Safety advice applicable to most modes of contact lens wear, also applies to ortho-k night-time lenses. An article in the January 2005 issue of Eye & Contact Lens: Science & Clinical Practice discusses two case reports of children who developed corneal ulcers when fit with Paragon CRT contact lenses, which were worn nightly. Each patient presented with a bacterial corneal ulcer after wearing CRT contact lenses for less than 6 months. In the first patient, Pseudomonas aeruginosa was identified as the causative organism. In the second patient, Haemophilus influenzae was cultured from the ulcer. Both patients were treated with antibiotics, resulting in a rapid resolution of the corneal ulcers and preservation of vision. The writers conclude that "Paragon CRT lenses have been approved for use in patients of all ages. When used in children, these lenses may present unique problems. The absolute incidence of bacterial corneal ulcers in patients with CRT lenses are unknown. Severe caution should be used before prescribing CRT lenses for children and informed consent should include potential sight-threatening corneal ulcers." Although sight threatening corneal ulcers are rare, informed consent should routinely be obtained for all new contact lens wearers, whether worn overnight or not.

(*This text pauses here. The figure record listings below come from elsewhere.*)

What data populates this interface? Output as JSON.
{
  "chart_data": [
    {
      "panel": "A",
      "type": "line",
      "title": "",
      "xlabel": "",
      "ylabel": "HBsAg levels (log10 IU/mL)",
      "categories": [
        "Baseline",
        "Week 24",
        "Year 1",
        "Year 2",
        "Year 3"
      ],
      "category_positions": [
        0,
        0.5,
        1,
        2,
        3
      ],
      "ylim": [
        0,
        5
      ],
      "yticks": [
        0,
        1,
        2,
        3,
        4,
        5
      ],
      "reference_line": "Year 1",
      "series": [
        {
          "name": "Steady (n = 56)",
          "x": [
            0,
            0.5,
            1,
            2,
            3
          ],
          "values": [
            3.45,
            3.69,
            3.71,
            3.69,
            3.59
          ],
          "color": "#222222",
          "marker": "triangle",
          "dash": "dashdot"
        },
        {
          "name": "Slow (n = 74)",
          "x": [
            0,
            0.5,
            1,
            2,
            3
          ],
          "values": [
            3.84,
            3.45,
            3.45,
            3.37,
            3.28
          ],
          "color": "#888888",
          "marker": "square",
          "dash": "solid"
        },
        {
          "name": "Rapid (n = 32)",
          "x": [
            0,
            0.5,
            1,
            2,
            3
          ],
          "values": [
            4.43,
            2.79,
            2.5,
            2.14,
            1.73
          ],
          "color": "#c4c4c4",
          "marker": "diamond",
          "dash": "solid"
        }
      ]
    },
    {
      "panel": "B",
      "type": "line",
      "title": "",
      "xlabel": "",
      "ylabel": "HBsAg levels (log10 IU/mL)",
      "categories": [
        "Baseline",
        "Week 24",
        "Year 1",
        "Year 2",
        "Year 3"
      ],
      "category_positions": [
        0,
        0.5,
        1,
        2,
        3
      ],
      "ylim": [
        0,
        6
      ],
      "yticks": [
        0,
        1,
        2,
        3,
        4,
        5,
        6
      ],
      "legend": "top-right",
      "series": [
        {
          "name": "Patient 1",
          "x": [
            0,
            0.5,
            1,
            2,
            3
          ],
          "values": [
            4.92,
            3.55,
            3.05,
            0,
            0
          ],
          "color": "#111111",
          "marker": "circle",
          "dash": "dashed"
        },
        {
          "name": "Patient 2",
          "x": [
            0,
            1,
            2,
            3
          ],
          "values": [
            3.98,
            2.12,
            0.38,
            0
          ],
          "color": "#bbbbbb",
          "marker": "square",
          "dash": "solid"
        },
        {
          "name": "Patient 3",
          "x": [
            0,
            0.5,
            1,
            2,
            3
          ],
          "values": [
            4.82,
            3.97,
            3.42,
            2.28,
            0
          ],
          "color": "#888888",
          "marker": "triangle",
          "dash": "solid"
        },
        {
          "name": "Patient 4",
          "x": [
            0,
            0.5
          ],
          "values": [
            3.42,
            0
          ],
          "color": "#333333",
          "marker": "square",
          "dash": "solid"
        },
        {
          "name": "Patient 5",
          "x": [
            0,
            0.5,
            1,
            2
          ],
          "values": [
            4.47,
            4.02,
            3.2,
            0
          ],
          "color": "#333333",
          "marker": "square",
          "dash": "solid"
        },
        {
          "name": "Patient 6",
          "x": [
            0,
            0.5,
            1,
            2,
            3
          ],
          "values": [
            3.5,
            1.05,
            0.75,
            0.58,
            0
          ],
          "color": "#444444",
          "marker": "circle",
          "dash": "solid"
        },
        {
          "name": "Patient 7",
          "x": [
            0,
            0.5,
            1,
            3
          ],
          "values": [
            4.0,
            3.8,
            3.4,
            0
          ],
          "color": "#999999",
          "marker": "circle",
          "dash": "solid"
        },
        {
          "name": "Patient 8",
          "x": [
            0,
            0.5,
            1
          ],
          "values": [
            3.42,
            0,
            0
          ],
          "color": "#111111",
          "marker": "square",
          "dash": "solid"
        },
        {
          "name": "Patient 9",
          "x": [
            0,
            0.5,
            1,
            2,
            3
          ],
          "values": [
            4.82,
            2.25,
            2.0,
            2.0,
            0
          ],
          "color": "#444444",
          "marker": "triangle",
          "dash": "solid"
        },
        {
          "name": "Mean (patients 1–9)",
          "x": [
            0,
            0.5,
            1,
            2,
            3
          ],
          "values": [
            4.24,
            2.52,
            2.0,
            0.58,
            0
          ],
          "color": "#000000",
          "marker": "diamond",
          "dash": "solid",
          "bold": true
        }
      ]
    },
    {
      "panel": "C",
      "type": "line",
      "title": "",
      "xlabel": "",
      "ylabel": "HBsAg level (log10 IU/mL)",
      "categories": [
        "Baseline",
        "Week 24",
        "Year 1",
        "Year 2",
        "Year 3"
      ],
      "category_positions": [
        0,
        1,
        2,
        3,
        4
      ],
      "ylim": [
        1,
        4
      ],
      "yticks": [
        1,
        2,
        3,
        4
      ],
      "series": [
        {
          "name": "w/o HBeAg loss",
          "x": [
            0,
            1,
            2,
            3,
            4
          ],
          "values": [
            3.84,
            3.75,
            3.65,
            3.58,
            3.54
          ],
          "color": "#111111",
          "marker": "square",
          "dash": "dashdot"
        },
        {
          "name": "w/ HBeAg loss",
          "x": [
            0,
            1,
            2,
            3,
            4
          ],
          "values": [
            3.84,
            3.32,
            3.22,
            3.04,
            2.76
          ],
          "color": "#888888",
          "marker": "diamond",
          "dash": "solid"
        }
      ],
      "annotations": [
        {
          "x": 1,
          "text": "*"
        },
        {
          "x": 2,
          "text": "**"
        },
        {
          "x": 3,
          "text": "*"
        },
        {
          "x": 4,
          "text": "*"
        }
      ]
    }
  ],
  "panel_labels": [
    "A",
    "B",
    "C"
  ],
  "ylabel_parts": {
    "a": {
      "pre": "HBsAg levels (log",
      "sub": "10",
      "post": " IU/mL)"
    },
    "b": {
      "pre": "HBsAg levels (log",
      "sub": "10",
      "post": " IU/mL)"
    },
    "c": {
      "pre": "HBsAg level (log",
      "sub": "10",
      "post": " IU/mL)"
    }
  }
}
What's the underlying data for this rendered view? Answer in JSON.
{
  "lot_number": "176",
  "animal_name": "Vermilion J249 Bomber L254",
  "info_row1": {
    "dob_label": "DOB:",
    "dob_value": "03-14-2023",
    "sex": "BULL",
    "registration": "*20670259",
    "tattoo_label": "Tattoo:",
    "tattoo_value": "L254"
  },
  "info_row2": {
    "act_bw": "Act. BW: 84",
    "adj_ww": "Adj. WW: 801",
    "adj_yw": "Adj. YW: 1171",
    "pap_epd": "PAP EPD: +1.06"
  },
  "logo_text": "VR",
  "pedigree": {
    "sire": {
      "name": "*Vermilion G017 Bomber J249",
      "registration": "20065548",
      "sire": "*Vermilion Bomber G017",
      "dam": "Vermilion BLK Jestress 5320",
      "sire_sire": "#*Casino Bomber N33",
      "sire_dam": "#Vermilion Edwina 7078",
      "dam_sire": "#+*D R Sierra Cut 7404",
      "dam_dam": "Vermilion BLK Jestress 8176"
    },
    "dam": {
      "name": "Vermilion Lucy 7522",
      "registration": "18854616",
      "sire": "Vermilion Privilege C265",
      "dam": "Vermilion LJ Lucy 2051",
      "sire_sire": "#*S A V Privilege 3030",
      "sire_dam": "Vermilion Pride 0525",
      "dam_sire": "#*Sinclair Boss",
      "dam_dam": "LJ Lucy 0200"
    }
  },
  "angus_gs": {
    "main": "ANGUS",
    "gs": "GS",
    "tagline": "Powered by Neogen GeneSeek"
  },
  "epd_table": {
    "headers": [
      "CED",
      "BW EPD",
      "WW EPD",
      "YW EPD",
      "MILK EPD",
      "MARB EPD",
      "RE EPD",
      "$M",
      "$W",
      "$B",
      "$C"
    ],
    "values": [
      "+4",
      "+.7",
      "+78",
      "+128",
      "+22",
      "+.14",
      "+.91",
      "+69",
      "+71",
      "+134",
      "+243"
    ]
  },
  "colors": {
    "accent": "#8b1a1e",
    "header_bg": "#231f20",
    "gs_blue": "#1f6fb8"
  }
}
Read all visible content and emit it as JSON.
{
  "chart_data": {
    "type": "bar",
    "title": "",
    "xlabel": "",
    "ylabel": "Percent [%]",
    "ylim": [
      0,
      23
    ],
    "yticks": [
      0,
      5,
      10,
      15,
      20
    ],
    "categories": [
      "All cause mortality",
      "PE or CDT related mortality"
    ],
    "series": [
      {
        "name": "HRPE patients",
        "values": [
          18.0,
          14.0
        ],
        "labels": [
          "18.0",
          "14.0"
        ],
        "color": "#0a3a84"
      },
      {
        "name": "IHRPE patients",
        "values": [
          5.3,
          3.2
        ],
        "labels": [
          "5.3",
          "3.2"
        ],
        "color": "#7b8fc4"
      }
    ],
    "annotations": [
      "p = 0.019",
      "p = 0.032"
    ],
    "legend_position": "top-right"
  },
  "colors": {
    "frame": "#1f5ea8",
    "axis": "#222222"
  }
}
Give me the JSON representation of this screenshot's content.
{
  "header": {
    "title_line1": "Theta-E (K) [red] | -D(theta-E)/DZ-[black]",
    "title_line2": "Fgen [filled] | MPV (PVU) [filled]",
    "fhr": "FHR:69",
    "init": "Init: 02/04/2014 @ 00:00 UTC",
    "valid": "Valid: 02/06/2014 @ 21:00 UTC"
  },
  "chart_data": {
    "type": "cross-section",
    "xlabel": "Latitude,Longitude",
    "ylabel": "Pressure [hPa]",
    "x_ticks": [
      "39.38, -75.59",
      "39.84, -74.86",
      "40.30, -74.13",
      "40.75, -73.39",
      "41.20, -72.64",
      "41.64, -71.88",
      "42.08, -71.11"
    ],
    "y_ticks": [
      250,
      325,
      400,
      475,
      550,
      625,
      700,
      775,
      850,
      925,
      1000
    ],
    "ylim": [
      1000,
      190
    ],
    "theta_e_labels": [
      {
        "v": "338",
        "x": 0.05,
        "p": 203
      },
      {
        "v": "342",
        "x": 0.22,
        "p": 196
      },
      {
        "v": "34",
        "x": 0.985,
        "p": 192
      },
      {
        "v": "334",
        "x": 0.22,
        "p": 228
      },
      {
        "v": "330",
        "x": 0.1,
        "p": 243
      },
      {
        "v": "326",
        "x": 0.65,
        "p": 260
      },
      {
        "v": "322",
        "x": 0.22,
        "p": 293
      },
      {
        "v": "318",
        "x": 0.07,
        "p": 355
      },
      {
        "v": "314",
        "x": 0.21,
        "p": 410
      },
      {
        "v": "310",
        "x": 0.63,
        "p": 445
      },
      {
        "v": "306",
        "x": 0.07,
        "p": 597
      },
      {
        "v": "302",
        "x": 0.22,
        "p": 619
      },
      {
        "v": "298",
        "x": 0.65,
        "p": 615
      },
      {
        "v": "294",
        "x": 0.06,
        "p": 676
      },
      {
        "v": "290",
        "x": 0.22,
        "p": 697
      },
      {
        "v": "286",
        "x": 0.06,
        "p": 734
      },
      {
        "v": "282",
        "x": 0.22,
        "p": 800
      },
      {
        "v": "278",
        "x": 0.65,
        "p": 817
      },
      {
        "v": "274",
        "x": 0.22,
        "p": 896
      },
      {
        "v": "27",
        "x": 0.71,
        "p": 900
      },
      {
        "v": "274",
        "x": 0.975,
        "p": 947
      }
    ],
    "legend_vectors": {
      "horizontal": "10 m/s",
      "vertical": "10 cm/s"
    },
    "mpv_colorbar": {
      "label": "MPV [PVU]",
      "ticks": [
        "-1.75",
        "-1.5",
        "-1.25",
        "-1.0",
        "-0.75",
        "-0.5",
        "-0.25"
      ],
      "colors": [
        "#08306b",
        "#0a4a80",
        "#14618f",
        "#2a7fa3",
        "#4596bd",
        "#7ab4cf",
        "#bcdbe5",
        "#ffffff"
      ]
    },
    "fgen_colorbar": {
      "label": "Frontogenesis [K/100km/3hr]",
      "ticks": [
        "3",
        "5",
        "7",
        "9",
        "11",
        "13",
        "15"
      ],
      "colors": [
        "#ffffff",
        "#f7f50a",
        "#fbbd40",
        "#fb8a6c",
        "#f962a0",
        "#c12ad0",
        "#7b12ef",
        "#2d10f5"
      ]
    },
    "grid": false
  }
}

The Globe and Mail reported two cases in Canada in which Acanthamoeba infections during ortho-k treatment, possibly related to rinsing the lenses in tap water, led to temporary or permanent blindness.

==Lens types==
Orthokeratology lenses are made by a number of companies and all use special gas-permeable contact lenses to reshape the cornea. The lens material – and especially its oxygen permeability measured by its 'Dk' rating (the higher the value, the greater the degree of oxygen permeability) – is important for maintaining eye-health during the treatment.

Materials and methods vary globally, as does individual country approval. For example, lenses "Menicon Z Night" are generally used overnight only, but in USA they are also FDA-approved for up to 30-day wear, on a regular GP schedule.

Some practitioners have also designed their own orthokeratology lenses typically by using various software packages which combine corneal topographical data with the practitioners' own knowledge and experience to determine the appropriate lens parameters for individual patient prescriptions. These practitioners are obviously doing so "off-label" since their designs are not approved for safety by the FDA.